To do this, we can set up an equation by equating the sum of the three angles within the triangle to 180 degrees, as the angles of a triangle add up to 180 degrees.
(2x + 9) + (2x + 16) + (8x + 1) = 180
Now, solve this equation to find the value of x.
Combine like terms: 2x + 9 + 2x + 16 + 8x + 1 = 180
12x + 26 = 180
Subtract 26 from both sides: 12x = 154
Divide both sides by 12: x = 154/12
Simplify: x = 12.83
Now that we have found the value of x, we can substitute it back into the equation for angle WXY to find its measure.
m∠WXY = (2x + 16)
m∠WXY = (2 * 12.83 + 16)
m∠WXY = 41.66
Therefore, the measure of angle WXY (m∠WXY) is approximately 41.66 degrees.

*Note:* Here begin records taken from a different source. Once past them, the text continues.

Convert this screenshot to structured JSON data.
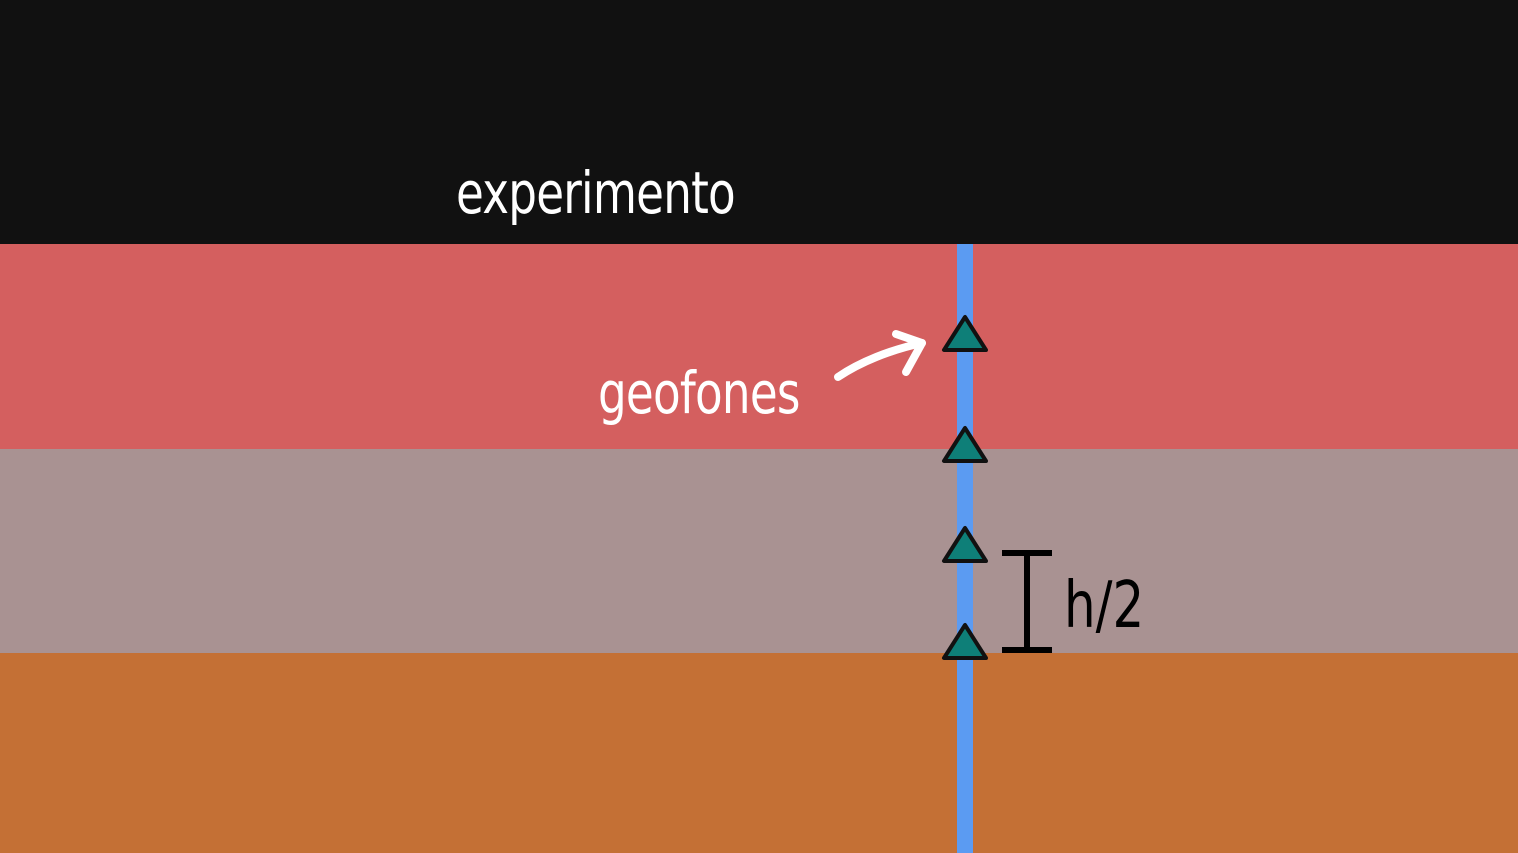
{
  "title": "experimento",
  "geophone_label": "geofones",
  "spacing_label": "h/2",
  "geophone_count": 4,
  "colors": {
    "sky": "#111111",
    "layer_top": "#D45F5F",
    "layer_middle": "#A99292",
    "layer_bottom": "#C47035",
    "borehole": "#5B9BF2",
    "geophone_fill": "#0E7F78",
    "geophone_outline": "#111111",
    "text_light": "#FFFFFF",
    "text_dark": "#000000"
  },
  "icons": {
    "geophone": "triangle-icon",
    "pointer": "curved-arrow-icon",
    "dimension": "i-beam-dimension-icon"
  }
}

To find the measure of angle WXY (m∠WXY), we need to set up an equation using the given information:
m∠WXY = (2x + 16)°
Since we know m∠WXY is a triangle angle and angles in a triangle add up to 180°, we can set up the following equation:
m∠WXY + m∠YWX + m∠XYZ = 180°
Substituting the given values:
(2x + 16)° + (2x + 9)° + (8x + 1)° = 180°
Now, we solve for x:
2x + 16 + 2x + 9 + 8x + 1 = 180
12x + 26 = 180
12x = 180 - 26
12x = 154
x = 154/12
x ≈ 12.83
To find m∠WXY, substitute the value of x back into the equation:
m∠WXY = (2x + 16)°
m∠WXY = 2(12.83) + 16
m∠WXY ≈ 25.66 + 16
m∠WXY ≈ 41.66° (rounded to two decimal places)
Therefore, the measure of angle WXY (m∠WXY) is approximately 41.66°.